Thursday, October 30, 2014

First of all, congratulations to the San Francisco Giants!! World series champs!! As a ten year old we lived in the SF Bay area and I was able to root for them, even went to Candlestick Park a few times to watch Barry Bonds and Matt Williams. While I will always be first and foremost a Seattle Mariners fan, I've always liked the Giants. Way to go!!

How has my life changed since I began twitching? For one thing, I can't sit still anymore! I consider myself very fortunate to have finished high school before my tics began. I get made fun of for it enough as an adult and I can't imagine how hard that would have been during elementary and middle school. I very much look up to children who go to school everyday with tics and twitches and are able to persevere. And I have to give a shout out to their friends who do not have any tics of their own and see past them and stand up for their friends when needed. My friends joke around with me and give me a hard time about my tics, but I know they would (and have experienced them) stand up for me when another person takes the joking too far. If you have a good, close friend who has tics, let me tell you that even though they may not say it, your friendship means a lot. Probably more than you realize. To the buddies I have and have had, thank you very much!

My tics are predominantly in my neck, shoulders and upper torso, though I have had them all over my body. Tics change and evolve over time. No two people with tics twitch alike. We're all unique. Mine involve a lot of head movement and jerking of my shoulders and neck. When my wife or children lay their heads on my shoulder it triggers a tic in my shoulder blade which ends up bouncing their heads around like popcorn in the kettle! I feel bad about that but they're used to it. I also have many tics based on obsessive compulsive disorder. I walk around waving all of the time, not only because I'm friendly :), but because shadows, pictures and mirrors cause me to twitch! I can't tell you how many people I've met and friends I've made (and people I've freaked out) by randomly waving as I walk around. While they think I'm simply waving, I'm actually twitching. It's not a normal wave either. It's sort of a mix of "Hello" with "be gone" and a little "wave like a royal cross dresser." I think the type of wave is what freaks people out. They're thinking, 'is he saying hello? is he shooing me away like a fly? Is he flirting with my husband?' Regardless of what people think, I am friendly and usually try to pass it off as a friendly gesture of greeting.

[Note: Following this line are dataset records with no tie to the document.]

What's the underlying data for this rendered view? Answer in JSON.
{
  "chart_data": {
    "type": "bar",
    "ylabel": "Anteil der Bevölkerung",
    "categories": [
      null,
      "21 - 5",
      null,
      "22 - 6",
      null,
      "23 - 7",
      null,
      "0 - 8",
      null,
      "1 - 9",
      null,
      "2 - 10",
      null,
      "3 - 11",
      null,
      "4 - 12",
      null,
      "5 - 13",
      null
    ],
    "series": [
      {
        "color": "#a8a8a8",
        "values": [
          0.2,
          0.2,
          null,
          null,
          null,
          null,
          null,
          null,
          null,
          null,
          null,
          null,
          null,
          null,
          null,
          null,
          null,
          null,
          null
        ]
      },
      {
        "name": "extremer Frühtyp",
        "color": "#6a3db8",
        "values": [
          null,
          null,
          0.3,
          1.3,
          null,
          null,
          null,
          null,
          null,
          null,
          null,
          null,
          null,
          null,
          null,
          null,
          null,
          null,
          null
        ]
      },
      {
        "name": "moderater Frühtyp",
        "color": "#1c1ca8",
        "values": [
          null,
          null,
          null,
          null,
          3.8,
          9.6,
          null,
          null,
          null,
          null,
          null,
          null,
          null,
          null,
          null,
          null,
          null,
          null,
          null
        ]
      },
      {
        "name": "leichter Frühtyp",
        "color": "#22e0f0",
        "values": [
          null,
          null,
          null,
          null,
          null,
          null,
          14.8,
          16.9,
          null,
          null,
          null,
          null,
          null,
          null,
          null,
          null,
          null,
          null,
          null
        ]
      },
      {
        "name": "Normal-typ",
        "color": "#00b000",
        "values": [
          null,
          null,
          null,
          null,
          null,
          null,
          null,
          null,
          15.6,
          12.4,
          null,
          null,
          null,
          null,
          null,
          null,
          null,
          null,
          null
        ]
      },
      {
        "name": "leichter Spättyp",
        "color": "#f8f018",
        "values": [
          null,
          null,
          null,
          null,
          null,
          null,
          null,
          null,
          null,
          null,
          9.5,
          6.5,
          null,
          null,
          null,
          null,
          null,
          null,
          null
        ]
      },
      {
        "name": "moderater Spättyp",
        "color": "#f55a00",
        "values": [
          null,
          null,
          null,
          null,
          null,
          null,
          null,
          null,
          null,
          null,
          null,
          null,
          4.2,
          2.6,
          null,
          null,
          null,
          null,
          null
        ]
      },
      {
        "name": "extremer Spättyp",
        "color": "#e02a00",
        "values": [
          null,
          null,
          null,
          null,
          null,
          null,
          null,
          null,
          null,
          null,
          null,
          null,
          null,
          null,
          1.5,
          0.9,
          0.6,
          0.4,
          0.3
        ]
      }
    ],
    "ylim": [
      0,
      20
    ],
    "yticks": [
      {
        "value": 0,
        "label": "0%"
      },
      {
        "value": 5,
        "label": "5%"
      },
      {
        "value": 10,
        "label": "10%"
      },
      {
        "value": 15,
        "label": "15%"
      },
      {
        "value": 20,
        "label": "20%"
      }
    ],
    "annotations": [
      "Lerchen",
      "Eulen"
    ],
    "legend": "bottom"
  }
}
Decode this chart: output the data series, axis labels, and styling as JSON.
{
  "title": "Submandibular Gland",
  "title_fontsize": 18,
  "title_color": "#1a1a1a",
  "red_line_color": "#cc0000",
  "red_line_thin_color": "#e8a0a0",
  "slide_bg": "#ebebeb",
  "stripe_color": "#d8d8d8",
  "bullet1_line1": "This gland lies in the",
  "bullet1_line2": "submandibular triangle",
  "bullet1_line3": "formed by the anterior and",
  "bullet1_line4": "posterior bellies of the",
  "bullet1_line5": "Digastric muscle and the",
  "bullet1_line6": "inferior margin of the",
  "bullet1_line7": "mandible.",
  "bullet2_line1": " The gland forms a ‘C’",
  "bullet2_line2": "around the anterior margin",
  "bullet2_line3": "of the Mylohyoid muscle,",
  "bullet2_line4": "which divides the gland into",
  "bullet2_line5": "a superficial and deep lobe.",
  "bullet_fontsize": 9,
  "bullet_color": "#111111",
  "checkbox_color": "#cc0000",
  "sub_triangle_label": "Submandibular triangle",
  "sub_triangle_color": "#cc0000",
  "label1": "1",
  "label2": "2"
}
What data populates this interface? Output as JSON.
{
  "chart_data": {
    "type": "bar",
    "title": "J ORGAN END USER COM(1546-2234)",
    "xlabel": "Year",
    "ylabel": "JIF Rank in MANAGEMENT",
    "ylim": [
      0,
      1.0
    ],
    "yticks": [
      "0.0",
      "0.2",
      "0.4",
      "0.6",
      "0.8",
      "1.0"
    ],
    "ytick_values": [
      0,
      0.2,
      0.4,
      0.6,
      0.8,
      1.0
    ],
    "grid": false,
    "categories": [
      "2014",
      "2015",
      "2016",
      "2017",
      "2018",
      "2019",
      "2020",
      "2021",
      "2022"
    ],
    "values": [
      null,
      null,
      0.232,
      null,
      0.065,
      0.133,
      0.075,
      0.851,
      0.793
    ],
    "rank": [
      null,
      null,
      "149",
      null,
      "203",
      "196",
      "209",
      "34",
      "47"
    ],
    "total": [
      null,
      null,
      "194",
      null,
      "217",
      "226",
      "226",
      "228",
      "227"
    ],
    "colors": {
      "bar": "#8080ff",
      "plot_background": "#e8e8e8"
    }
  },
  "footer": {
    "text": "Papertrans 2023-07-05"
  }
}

Some of my tics are embarrassing! When I am trying to subdue my tics, they move toward my trunk. No, I'm not a freaking elephant, the trunk is the torso. (not that I would turn down the opportunity to have an elephant trunk...) So while you can't see it unless you know what to look for, I am still twitching. Now, what happens when you quickly contract your stomach muscles? Everything gets compressed. So now lets imagine you just at Mexican food, my wife's favorite. You're full of a delicious chimichanga, beans with cheese, rice and chips with cheese dip. Now you get all that inside your gut and compress it rapidly and repeatedly. The BEST case scenario is that it pushes food UP and I get heartburn. The worst case (and the funniest/embarrassing case) is the gasses get pushed DOWN aaaaand....I can clear out a large room rather quickly. Sometimes, after a good large meal, I sound like an elephant, and smell like the monkey cage at the zoo. Now a mature person would pass gas like that and move on with life, but, given the scenario, I'm not a mature person. I like to blame other people first -and sometimes the dog- or pretend I didn't hear anything, before finally claiming it. If it's a good enough one, I may have to claim it straight up with my chest puffed out and head held high. (this is not the mature side of me my wife married.) But it can be embarrassing so I joke about it. Cracking one off on a first date like that is hard to overcome, but I've done it!

My tics truly are very mild. I have met a number of people with TS whose tics are much more violent and serious than mine. I recently met two men who can't drive because their tics are so bad. While my joking personality helps me cope, I realize every day that my tics really are nothing compared to some people who have them. I don't try to 'play up' my tics or situation any worse than they are. I am who I am, and I hope that me being me can help people understand and continue to persevere.

Sunday, October 26, 2014

First Post!

Hello! Thank you for visiting. My name is Zach Stookey. I am a 28 year old firefighter living in central Arkansas. Eight years ago I began having tics that began minor and quickly escalated to violent. It took six months of doctors appointments, seeing everyone from neurologists to hippie doctors (I call her that because her first ‘cure’ was hypnosis and her second option was marijuana. I couldn’t see her feet under her long skirt, but I imagine she had sandals on her feet, unshaven legs and probably wasn’t wearing any underwear…) before I was finally diagnosed with Tourette Syndrome. I quickly learned a whole new type of life I had not been accustomed to, but I use laughter and comedy to get by every day. Hardly a day goes by that somebody doesn’t ask about or comment on my TS and I really enjoy educating other about it, and sometimes I get a good laugh and their expense.